Our Jewish calendar presents us with cycles of transformation, always moving from one state to another. For such is life, an endless process of transformations. And in this place, where we find ourselves this week, six days after our most sorrowful day, our calendar reveals the profound connection between sorrow and joy, each with its own tears, each connected to the other. Kahlil Gibran, a Sufi poet, describes our condition with these words:
Your joy is your sorrow unmasked.
And the selfsame well from which your laughter rises was oftentimes filled with your tears. And how else can it be?
The deeper that sorrow carves into your being, the more joy you can contain.
Is not the cup that holds your wine the very cup that was burned in the potter’s oven? And is not the lute that soothes your spirit, the very wood that was hollowed with knives? When you are joyous, look deep into your heart and you shall find it is only that which has given you sorrow that is giving you joy.
When you are sorrowful look again in your heart, and you shall see that in truth you are weeping for that which has been your delight.

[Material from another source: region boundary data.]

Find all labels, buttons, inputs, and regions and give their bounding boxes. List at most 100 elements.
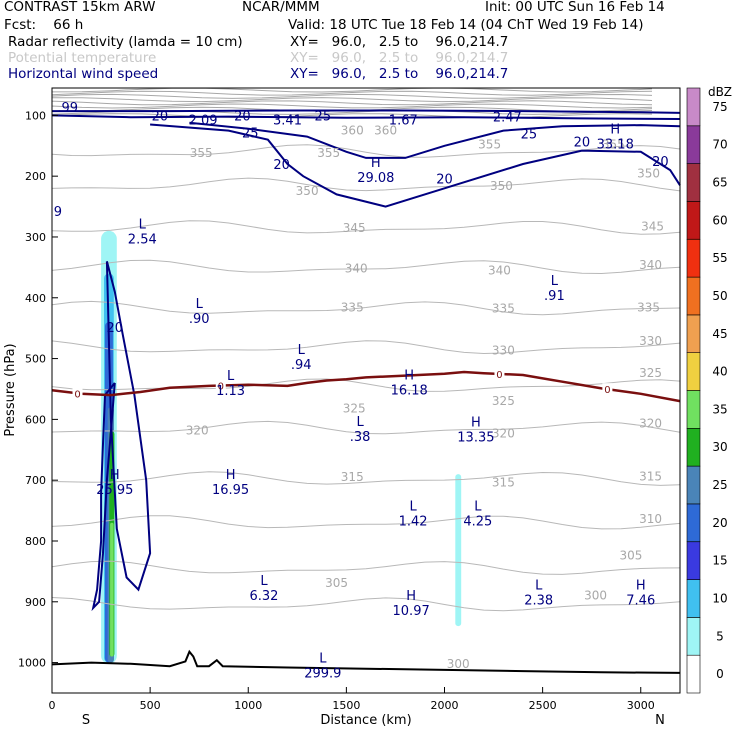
- theta-contour: [51, 420, 681, 435]
- y-axis-label: Pressure (hPa): [3, 343, 18, 436]
- theta-label: 340: [639, 258, 662, 272]
- theta-label: 325: [492, 394, 515, 408]
- x-axis-label: Distance (km): [320, 713, 411, 728]
- colorbar-title: dBZ: [708, 85, 732, 99]
- zero-label-bg: [215, 379, 226, 392]
- extremum-kind: L: [227, 369, 235, 384]
- theta-contours: [51, 87, 681, 612]
- extremum-value: 6.32: [249, 589, 278, 604]
- y-tick-label: 900: [25, 596, 46, 609]
- theta-label: 350: [637, 167, 660, 181]
- init-time: Init: 00 UTC Sun 16 Feb 14: [485, 0, 665, 15]
- extremum-value: 9: [54, 205, 62, 220]
- colorbar-swatch: [686, 276, 701, 316]
- extremum-value: 2.09: [189, 113, 218, 128]
- extremum-value: 2.38: [524, 594, 553, 609]
- axes-layer: 0 500 1000 1500 2000 2500 30001002003004005006…: [18, 109, 655, 712]
- theta-label: 355: [478, 138, 501, 152]
- field-xy-theta: XY= 96.0, 2.5 to 96.0,214.7: [290, 50, 509, 66]
- extremum-value: 13.35: [457, 431, 494, 446]
- wind-contour: [51, 114, 681, 120]
- extremum-value: 1.42: [399, 515, 428, 530]
- colorbar-level: 65: [712, 176, 727, 190]
- colorbar-level: 45: [712, 327, 727, 341]
- zero-label-bg: [494, 367, 505, 380]
- colorbar-level: 10: [712, 592, 727, 606]
- theta-label: 330: [492, 344, 515, 358]
- y-tick-label: 200: [25, 170, 46, 183]
- extremum-value: .38: [350, 430, 371, 445]
- theta-label: 315: [639, 470, 662, 484]
- extremum-kind: L: [319, 652, 327, 667]
- theta-label: 300: [584, 589, 607, 603]
- theta-contour-upper: [51, 100, 653, 106]
- wind-label: 25: [315, 109, 332, 124]
- colorbar-swatch: [686, 654, 701, 694]
- extremum-value: 33.18: [597, 138, 634, 153]
- zero-isotherm-label: 0: [218, 382, 224, 393]
- y-tick-label: 400: [25, 292, 46, 305]
- colorbar-level: 35: [712, 402, 727, 416]
- theta-label: 305: [325, 576, 348, 590]
- extremum-value: 7.46: [626, 594, 655, 609]
- wind-label: 20: [436, 173, 453, 188]
- zero-isotherm-label: 0: [74, 389, 80, 400]
- theta-contour-upper: [51, 97, 653, 103]
- extremum-value: 16.18: [391, 383, 428, 398]
- plot-frame: [51, 87, 681, 694]
- wind-label: 20: [652, 155, 669, 170]
- colorbar-swatch: [686, 163, 701, 202]
- theta-label: 355: [190, 146, 213, 160]
- forecast-hour: Fcst: 66 h: [4, 17, 84, 33]
- colorbar-level: 55: [712, 251, 727, 265]
- extremum-kind: H: [636, 579, 646, 594]
- colorbar-swatch: [686, 201, 701, 240]
- y-tick-label: 300: [25, 231, 46, 244]
- wind-contour: [189, 121, 681, 159]
- wind-label: 20: [273, 158, 290, 173]
- extremum-kind: H: [471, 416, 481, 431]
- extremum-value: 2.47: [493, 110, 522, 125]
- extremum-value: .91: [544, 289, 565, 304]
- field-xy-reflectivity: XY= 96.0, 2.5 to 96.0,214.7: [290, 34, 509, 50]
- extremum-kind: H: [404, 368, 414, 383]
- lines-layer: 0 0 0 0: [51, 367, 681, 674]
- theta-label: 345: [343, 221, 366, 235]
- theta-label: 320: [639, 417, 662, 431]
- extremum-kind: L: [139, 217, 147, 232]
- theta-label: 325: [343, 401, 366, 415]
- y-tick-label: 500: [25, 353, 46, 366]
- wind-label: 20: [574, 136, 591, 151]
- surface-line: [51, 649, 681, 674]
- theta-label: 320: [186, 423, 209, 437]
- x-tick-label: 500: [140, 699, 161, 712]
- theta-label: 305: [619, 549, 642, 563]
- theta-contour: [51, 144, 681, 158]
- theta-contour: [51, 597, 681, 612]
- extremum-value: 2.54: [128, 232, 157, 247]
- field-xy-wind: XY= 96.0, 2.5 to 96.0,214.7: [290, 66, 509, 82]
- y-tick-label: 1000: [18, 657, 46, 670]
- theta-label: 335: [341, 301, 364, 315]
- reflectivity-cell: [455, 474, 462, 627]
- theta-contour: [51, 177, 681, 192]
- x-tick-label: 0: [49, 699, 56, 712]
- wind-contour: [105, 261, 152, 592]
- wind-contours: [51, 109, 681, 612]
- colorbar-swatch: [686, 579, 701, 618]
- colorbar-swatch: [686, 390, 701, 429]
- colorbar-level: 50: [712, 289, 727, 303]
- extremum-value: 25.95: [96, 483, 133, 498]
- theta-contour-upper: [51, 113, 653, 119]
- y-tick-label: 800: [25, 535, 46, 548]
- wind-contour: [150, 123, 681, 208]
- extremum-value: .94: [291, 358, 312, 373]
- wind-label: 20: [152, 109, 169, 124]
- colorbar-level: 70: [712, 138, 727, 152]
- colorbar-level: 25: [712, 478, 727, 492]
- theta-contour-upper: [51, 103, 653, 109]
- colorbar-swatch: [686, 314, 701, 353]
- theta-contour: [51, 220, 681, 235]
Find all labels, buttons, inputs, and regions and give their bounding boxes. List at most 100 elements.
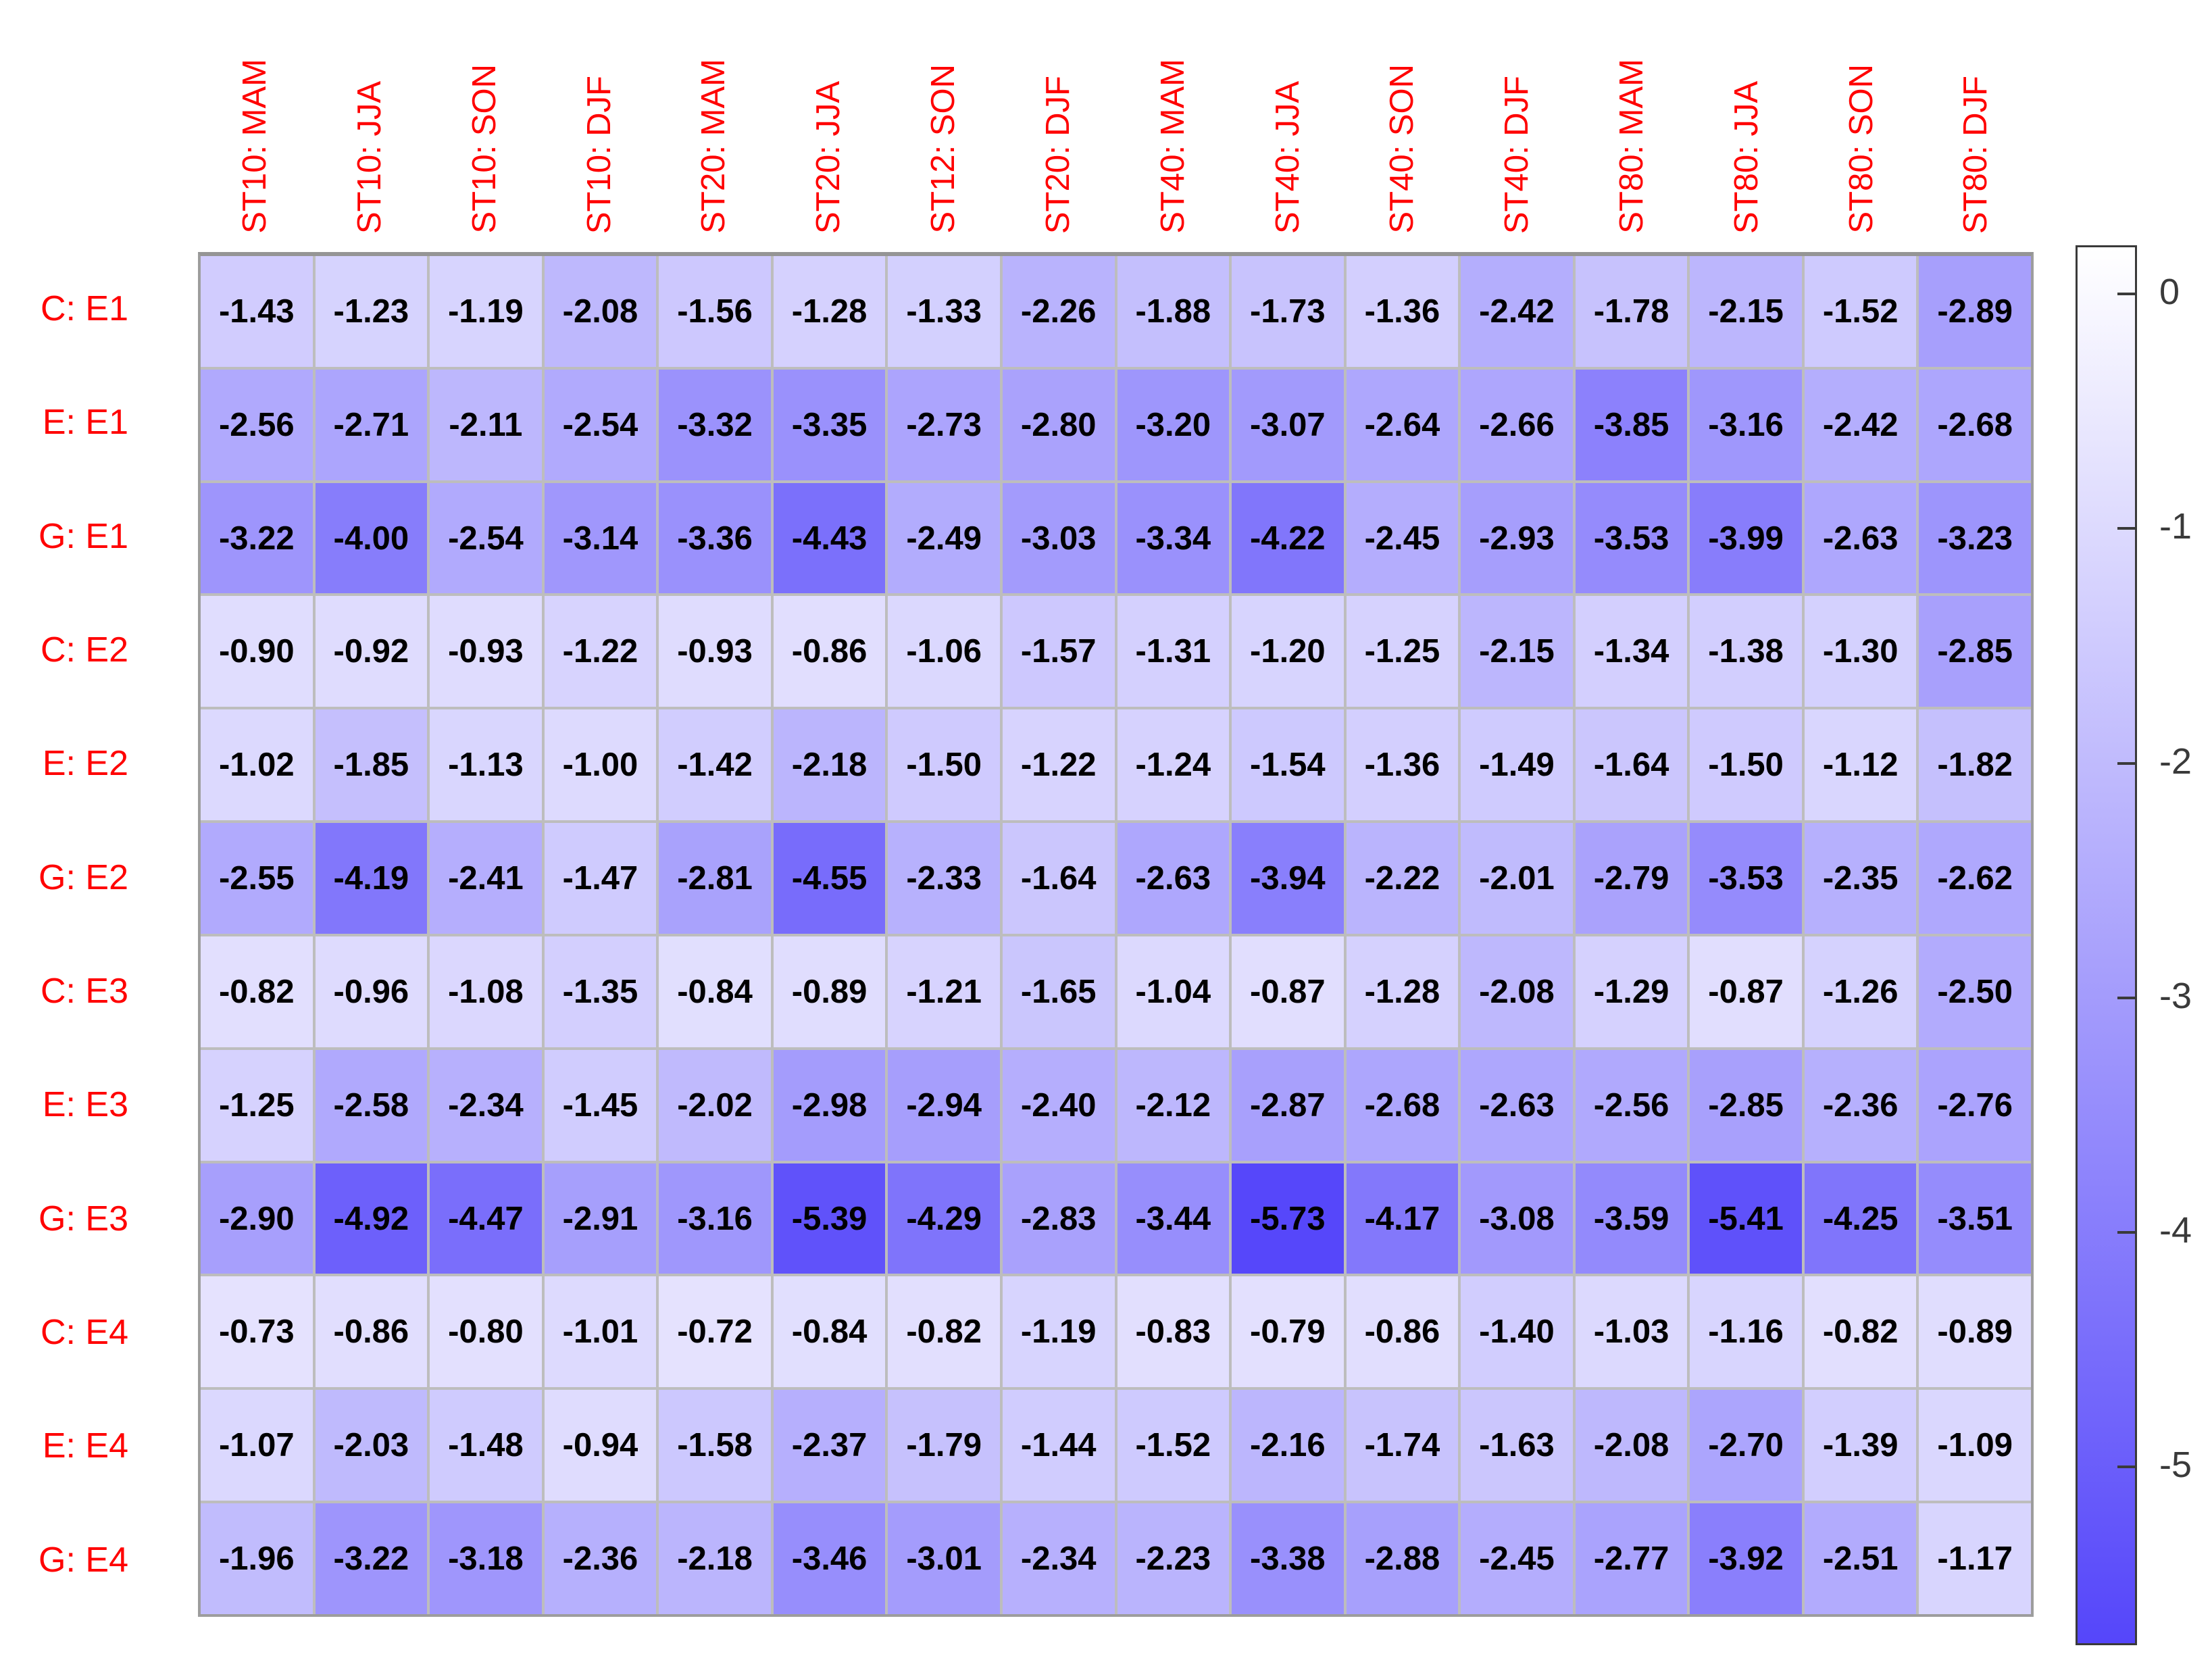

Some of you say, “Joy is greater than sorrow,” and others say, “Nay, sorrow is the greater.” But I say unto you, they are inseparable. Together they come, and when one sits alone with you at your board, remember that the other is asleep upon your bed. Verily you are suspended like scales between your sorrow and your joy.
Only when you are empty are you at standstill and balanced.
And so we flow on. This Shabbat and tomorrow we shall read the first haftarah of nechemtah/of comfort, as we begin to cycle back into connection. From Tisha b’Av to Tu b’Av and on toward a new year, the call to teshuvah holds out the promise of forgiveness and transformation. Our tradition teaches that the transformation from sorrow to joy, from destruction to rebuilding, from death to life is woven through the cycles of time. Therefore, take comfort, comfort my people! Nachamu Nachamu Ami…you have another chance.